А локомотив, до сей поры гудевший едва ли не ежеминутно, всё молчал. Углядев, что блестящая нитка рельсового пути впереди паровой машины плавно поворачивает, Берг предупредил противника:

– Осторожнее, сейчас будет поворот!

И тут же заметил упругую белую струю пара, вырвавшуюся из чёрной паровозной трубы. Он увидел гудок мгновением прежде, чем услыхал его – возможно, именно это спасло Берга.

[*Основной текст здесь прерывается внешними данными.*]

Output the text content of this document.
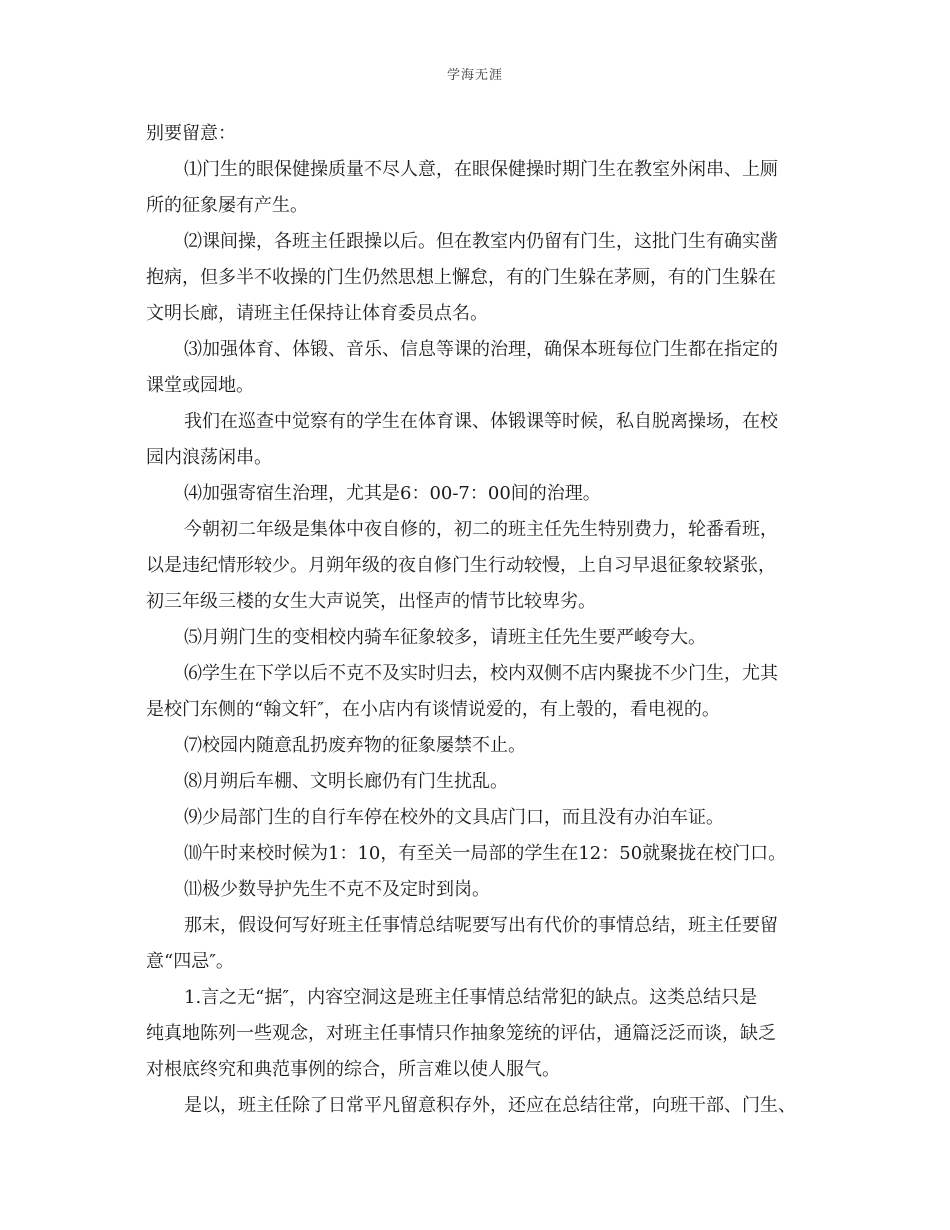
学海无涯
别要留意：
⑴门生的眼保健操质量不尽人意，在眼保健操时期门生在教室外闲串、上厕
所的征象屡有产生。
⑵课间操，各班主任跟操以后。但在教室内仍留有门生，这批门生有确实凿
抱病，但多半不收操的门生仍然思想上懈怠，有的门生躲在茅厕，有的门生躲在
文明长廊，请班主任保持让体育委员点名。
⑶加强体育、体锻、音乐、信息等课的治理，确保本班每位门生都在指定的
课堂或园地。
我们在巡查中觉察有的学生在体育课、体锻课等时候，私自脱离操场，在校
园内浪荡闲串。
⑷加强寄宿生治理，尤其是6：00-7：00间的治理。
今朝初二年级是集体中夜自修的，初二的班主任先生特别费力，轮番看班，
以是违纪情形较少。月朔年级的夜自修门生行动较慢，上自习早退征象较紧张，
初三年级三楼的女生大声说笑，出怪声的情节比较卑劣。
⑸月朔门生的变相校内骑车征象较多，请班主任先生要严峻夸大。
⑹学生在下学以后不克不及实时归去，校内双侧不店内聚拢不少门生，尤其
是校门东侧的“翰文轩″，在小店内有谈情说爱的，有上彀的，看电视的。
⑺校园内随意乱扔废弃物的征象屡禁不止。
⑻月朔后车棚、文明长廊仍有门生扰乱。
⑼少局部门生的自行车停在校外的文具店门口，而且没有办泊车证。
⑽午时来校时候为1：10，有至关一局部的学生在12：50就聚拢在校门口。
⑾极少数导护先生不克不及定时到岗。
那末，假设何写好班主任事情总结呢要写出有代价的事情总结，班主任要留
意“四忌″。
1.言之无“据″，内容空洞这是班主任事情总结常犯的缺点。这类总结只是
纯真地陈列一些观念，对班主任事情只作抽象笼统的评估，通篇泛泛而谈，缺乏
对根底终究和典范事例的综合，所言难以使人服气。
是以，班主任除了日常平凡留意积存外，还应在总结往常，向班干部、门生、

Гудок словно переключил время с тяжкого ожидания на непостижимую воображением быстроту. С первым его аккордом Асикага молниеносно вырвал свой меч из-за пояса и из ножен одновременно и без замаха нанёс Бергу слева рубящий удар в горизонтальной плоскости. Катана ударила по основанию сабли, которую Берг держал обеими руками, со страшной силой, едва не выбив оружие. Удар был настолько мощным, что острие меча коснулось шеи офицера.